Porém, esse compartilhar da mesma comida não pode ser visto de uma forma homogênea, porque também apresentava diferenças. Pratos e copos de vidro eram utilizados por adultos e de plásticos, por alunos; garfo e faca para os adultos, colher para os alunos. Apenas alguns funcionários da limpeza almoçavam no pátio próximo aos alunos ou em sala de aula enquanto os vigiavam, os demais funcionários e professores almoçavam em seus respectivos redutos, ou seja, a secretaria, a cozinha, a direção, a sala dos professores. Mesmo sendo a mesma comida, essas diferenças traçam fronteiras identitárias entre grupos e no interior de grupos 19. Assim, considera-se que o comer a mesma comida reduzia as diferenças, mas não as eliminava.

Desse modo, o comer cotidiano na escola produzia uma comensalidade própria, construída e vivenciada pelos sujeitos, permeada por reciprocidades e proximidades, mas também por distinções.

Esse poder de construir uma identidade valorizada mediada pela alimentação escolar também pôde ser evidenciado nas palavras da diretora: “A comida é o que une, é o que une em todos os aspectos aqui. Quando faz um evento, que faz uma comida diferente, eles adoram, quando tem o almoço, mesmo reclamando, mas eles gostam, sabe, mesmo não tendo uma estrutura digna, (...), mas ainda assim, eles estão felizes” (Profa. Begônia).

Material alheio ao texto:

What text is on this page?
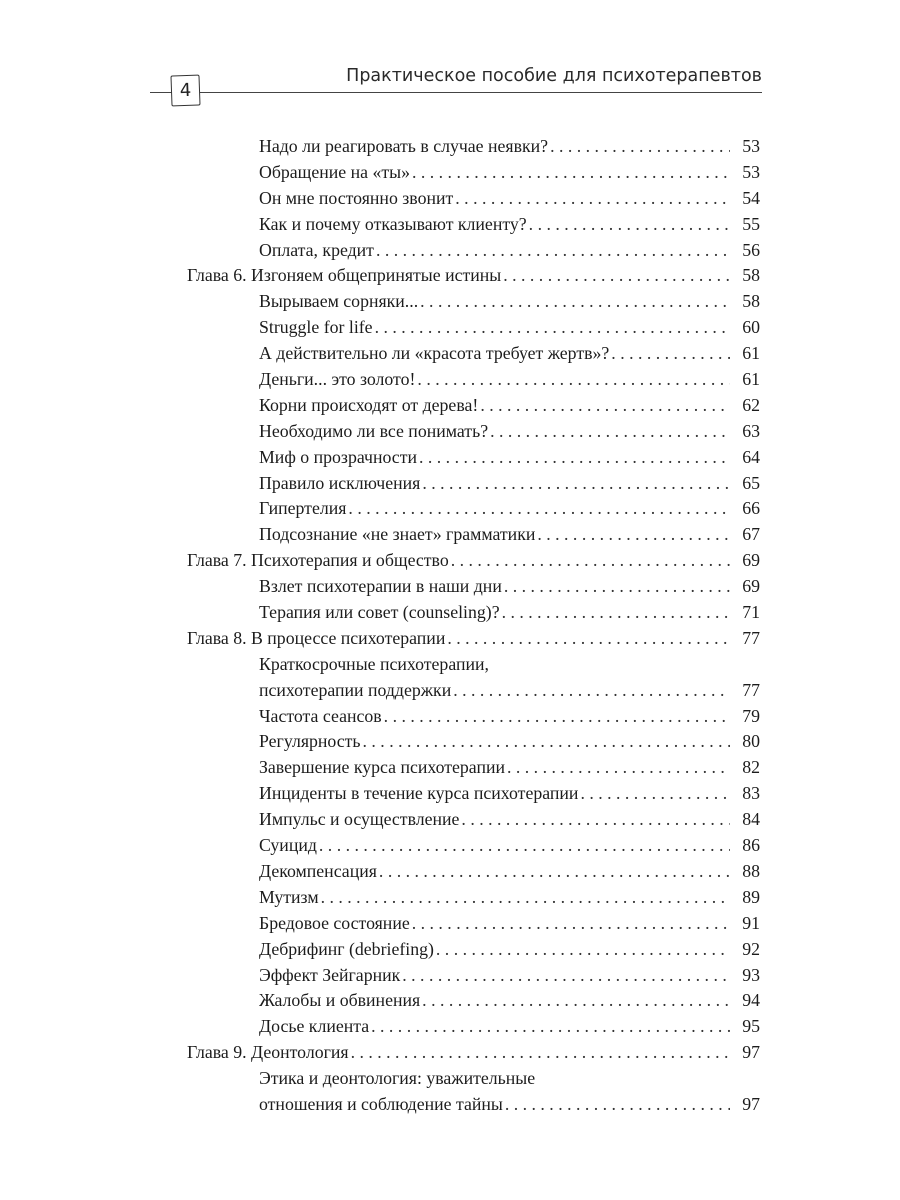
4
Практическое пособие для психотерапевтов
Надо ли реагировать в случае неявки? . . .	53
Обращение на «ты» . . .	53
Он мне постоянно звонит . . .	54
Как и почему отказывают клиенту? . . .	55
Оплата, кредит . . .	56
Глава 6. Изгоняем общепринятые истины . . .	58
Вырываем сорняки... . . .	58
Struggle for life . . .	60
А действительно ли «красота требует жертв»? . . .	61
Деньги... это золото! . . .	61
Корни происходят от дерева! . . .	62
Необходимо ли все понимать? . . .	63
Миф о прозрачности . . .	64
Правило исключения . . .	65
Гипертелия . . .	66
Подсознание «не знает» грамматики . . .	67
Глава 7. Психотерапия и общество . . .	69
Взлет психотерапии в наши дни . . .	69
Терапия или совет (counseling)? . . .	71
Глава 8. В процессе психотерапии . . .	77
Краткосрочные психотерапии,
психотерапии поддержки . . .	77
Частота сеансов . . .	79
Регулярность . . .	80
Завершение курса психотерапии . . .	82
Инциденты в течение курса психотерапии . . .	83
Импульс и осуществление . . .	84
Суицид . . .	86
Декомпенсация . . .	88
Мутизм . . .	89
Бредовое состояние . . .	91
Дебрифинг (debriefing) . . .	92
Эффект Зейгарник . . .	93
Жалобы и обвинения . . .	94
Досье клиента . . .	95
Глава 9. Деонтология . . .	97
Этика и деонтология: уважительные
отношения и соблюдение тайны . . .	97
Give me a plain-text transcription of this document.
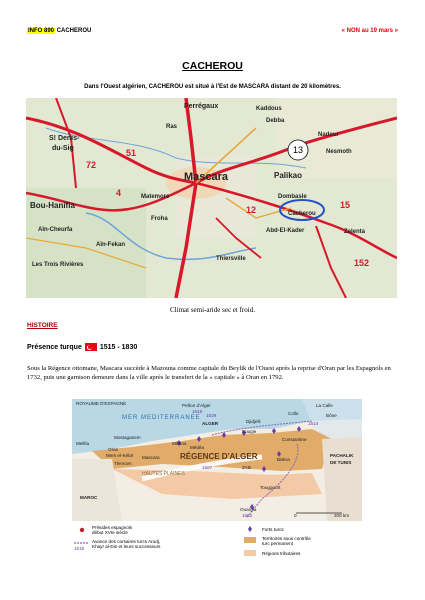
INFO 890 CACHEROU	« NON au 19 mars »
CACHEROU
Dans l'Ouest algérien, CACHEROU est situé à l'Est de MASCARA distant de 20 kilomètres.
13
Perrégaux	Kaddous
Debba
S! Denis-
du-Sig
Mascara	Palikao
Dombasle
Cacherou
Abd-El-Kader
Bou-Hanifia
Aïn-Cheurfa
Aïn-Fekan
Les Trois Rivières
Thiersville
Zelenta
Matemore
Froha
Nadour
Nesmoth
Ras
72
4
12	15
152
51
Climat semi-aride sec et froid.
HISTOIRE
Présence turque	1515 - 1830
Sous la Régence ottomane, Mascara succède à Mazouna comme capitale du Beylik de l'Ouest après la reprise d'Oran par les Espagnols en 1732, puis une garnison demeure dans la ville après le transfert de la « capitale » à Oran en 1792.
ROYAUME D'ESPAGNE
MER MEDITERRANEE
Peñon d'Alger
ALGER	Djidjelli
Collo
La Calle
Bône
Bougie
Constantine
Médéa
Miliana
Mostaganem
Oran
Mers el-Kébir
Melilla
Tlemcen
Mascara	RÉGENCE D'ALGER
HAUTES PLAINES
ZAB
Biskra
Touggourt
Ouargla
PACHALIK
DE TUNIS
MAROC
1516
1514
1529
1587
1552	0	200 km
Présides espagnols
début XVIe siècle
1516
Avance des corsaires turcs Arudj,
Khayr al-Din et leurs successeurs
Forts turcs
Territoires sous contrôle
turc permanent
Régions tributaires
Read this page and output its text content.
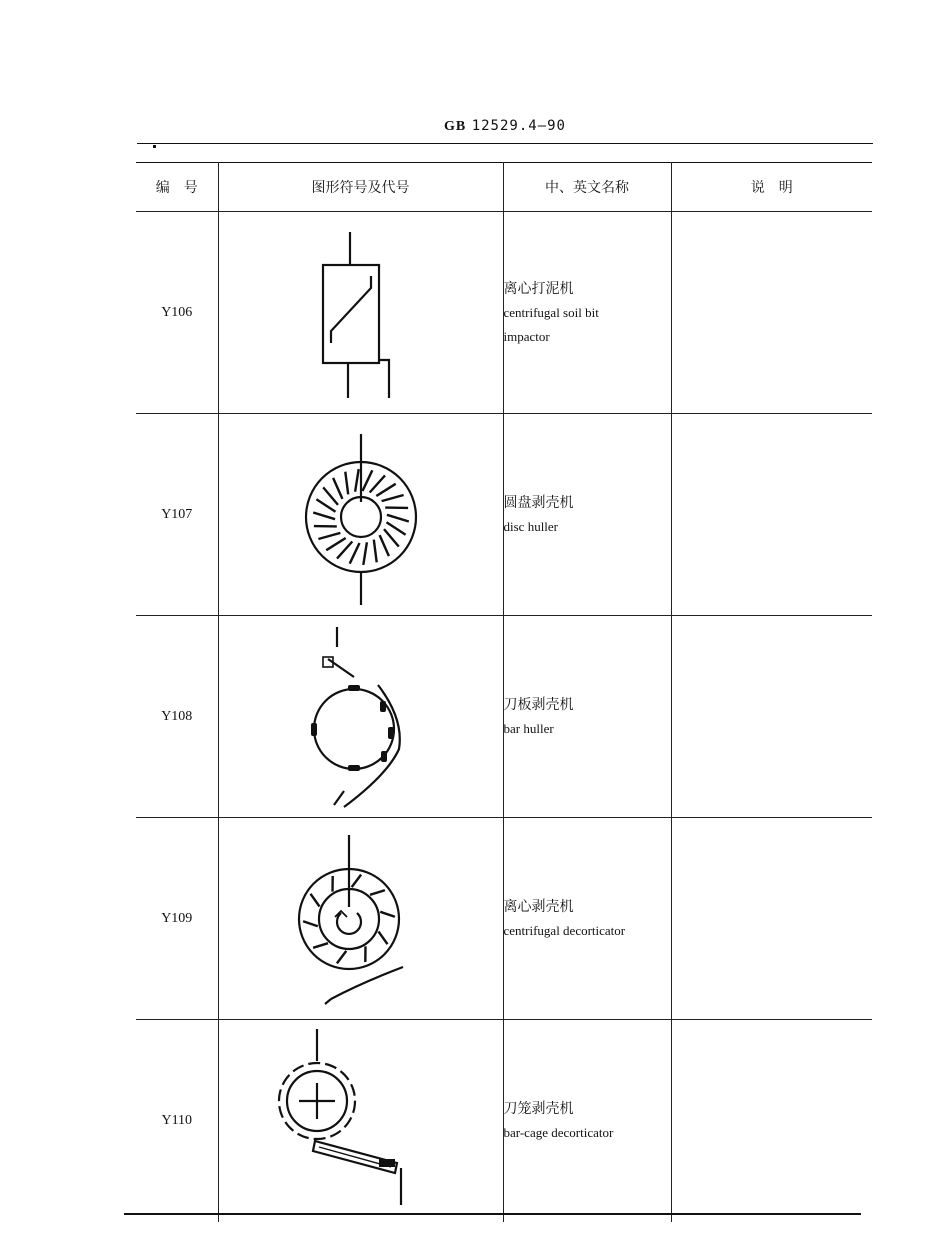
GB 12529.4—90
编　号	图形符号及代号	中、英文名称	说　明
Y106		离心打泥机
centrifugal soil bit
impactor	

Y107		圆盘剥壳机
disc huller	

Y108		刀板剥壳机
bar huller	

Y109		离心剥壳机
centrifugal decorticator	

Y110		刀笼剥壳机
bar-cage decorticator	
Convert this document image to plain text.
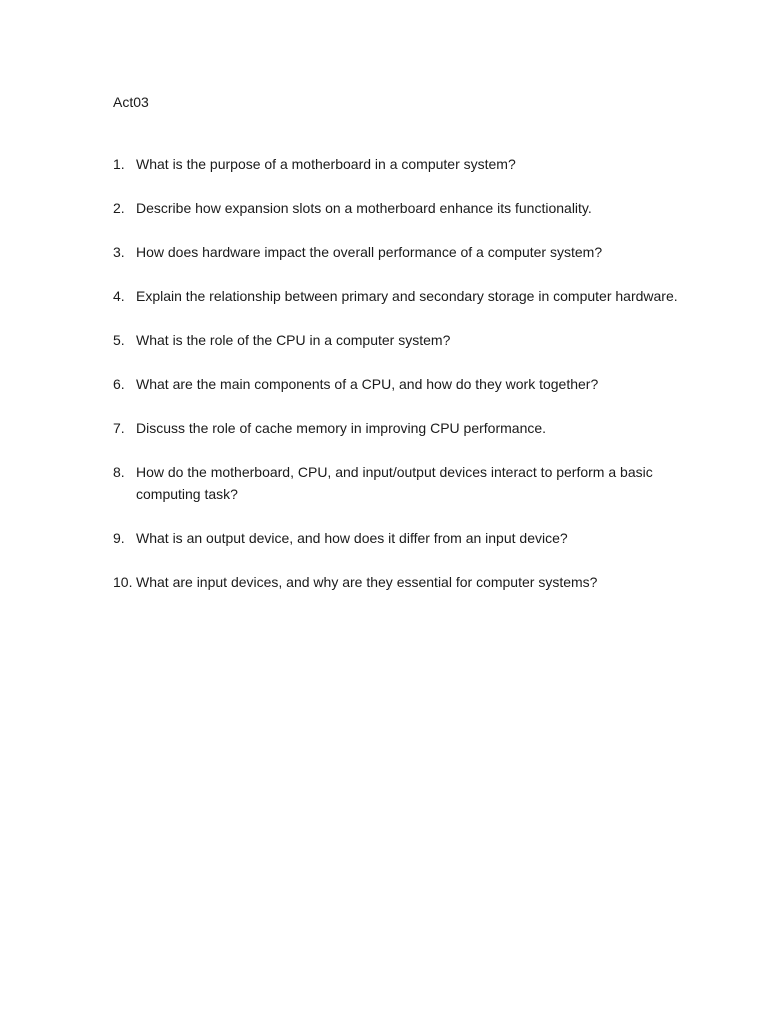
Act03
1. What is the purpose of a motherboard in a computer system?
2. Describe how expansion slots on a motherboard enhance its functionality.
3. How does hardware impact the overall performance of a computer system?
4. Explain the relationship between primary and secondary storage in computer hardware.
5. What is the role of the CPU in a computer system?
6. What are the main components of a CPU, and how do they work together?
7. Discuss the role of cache memory in improving CPU performance.
8. How do the motherboard, CPU, and input/output devices interact to perform a basic computing task?
9. What is an output device, and how does it differ from an input device?
10. What are input devices, and why are they essential for computer systems?
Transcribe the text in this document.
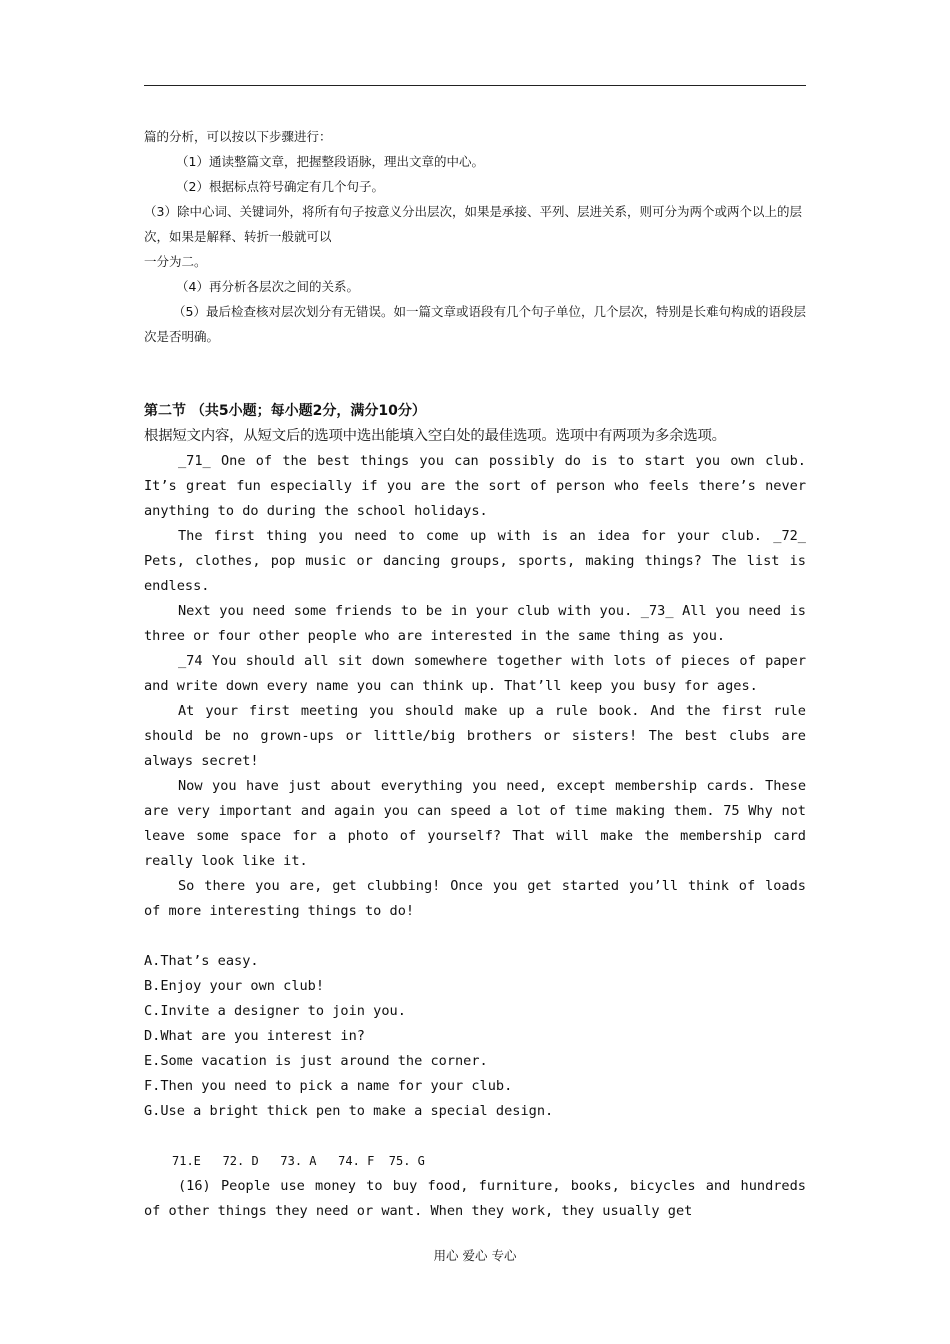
篇的分析，可以按以下步骤进行：

（1）通读整篇文章，把握整段语脉，理出文章的中心。

（2）根据标点符号确定有几个句子。

（3）除中心词、关键词外，将所有句子按意义分出层次，如果是承接、平列、层进关系，则可分为两个或两个以上的层次，如果是解释、转折一般就可以

一分为二。

（4）再分析各层次之间的关系。

（5）最后检查核对层次划分有无错误。如一篇文章或语段有几个句子单位，几个层次，特别是长难句构成的语段层次是否明确。

第二节 （共5小题；每小题2分，满分10分）

根据短文内容，从短文后的选项中选出能填入空白处的最佳选项。选项中有两项为多余选项。

_71_ One of the best things you can possibly do is to start you own club. It’s great fun especially if you are the sort of person who feels there’s never anything to do during the school holidays.

The first thing you need to come up with is an idea for your club. _72_ Pets, clothes, pop music or dancing groups, sports, making things? The list is endless.

Next you need some friends to be in your club with you. _73_ All you need is three or four other people who are interested in the same thing as you.

_74 You should all sit down somewhere together with lots of pieces of paper and write down every name you can think up. That’ll keep you busy for ages.

At your first meeting you should make up a rule book. And the first rule should be no grown-ups or little/big brothers or sisters! The best clubs are always secret!

Now you have just about everything you need, except membership cards. These are very important and again you can speed a lot of time making them. 75 Why not leave some space for a photo of yourself? That will make the membership card really look like it.

So there you are, get clubbing! Once you get started you’ll think of loads of more interesting things to do!

A.That’s easy.

B.Enjoy your own club!

C.Invite a designer to join you.

D.What are you interest in?

E.Some vacation is just around the corner.

F.Then you need to pick a name for your club.

G.Use a bright thick pen to make a special design.

71.E   72. D   73. A   74. F  75. G

(16) People use money to buy food, furniture, books, bicycles and hundreds of other things they need or want. When they work, they usually get

用心 爱心 专心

Assim, comer a mesma comida unia todos em uma identidade partilhada, dinâmica, inacabada, plural, construída e ressignificada nas interações em torno das refeições do PNAE e, por conseguinte, dando legitimidade e reconhecimento à alimentação escolar.

Considerações finais

A discussão sobre as interações entre as práticas alimentares na escola e os processos identitários de estudantes não se esgota nas duas categorias destacadas neste artigo. As reflexões teóricas e empíricas sobre as práticas alimentares e os processos identitários ora realizadas levaram-nos a uma junção conceitual desses fenômenos, entendendo que ambos são abertos, fluidos e dinâmicos, sendo estruturas estruturadas e estruturantes da construção de significados e vínculos da relação sujeito e sociedade, em um dado contexto sócio-histórico. Ou seja, as interações entre práticas alimentares e processos identitários dos alunos em torno da alimentação escolar são instituintes de novas práticas com potencial de transformar significados e identidades dos sujeitos, da alimentação escolar e da própria escola.

A escola se configura como uma instituição que integra o sistema educacional, refletindo as ambiguidades desse sistema, ou seja, de um lado, a escola atua como aparelho da reprodução social, de outro, como possibilidade de uma formação emancipatória dos sujeitos. No contexto das escolas públicas brasileiras, identidades estigmatizadas são atribuídas à própria escola, aos alunos e à alimentação escolar, o que envida posturas para questionar a origem e o propósito desse estereótipo.

Os discursos e as práticas dos sujeitos da escola estudada apontaram para um movimento de resistência e de ressignificação das identidades escolares, no qual a alimentação escolar foi identificada como um elemento estruturante e articulador, evidenciando também a potência dos alunos de resistir e transformar práticas e identidades.

As experiências deslindadas da realidade estudada nos convidam a perguntar para que identidades as práticas alimentares no contexto do PNAE devem contribuir, haja vista o potencial de tanto servir a reprodução social como para a sua transformação. A escola estudada evidencia o quanto o diálogo entre o campo da educação e o da alimentação e nutrição pode contribuir para que a alimentação escolar se integre às práticas escolares não como um mero suporte nutricional, mas como comida que valoriza a escola pública e seus sujeitos.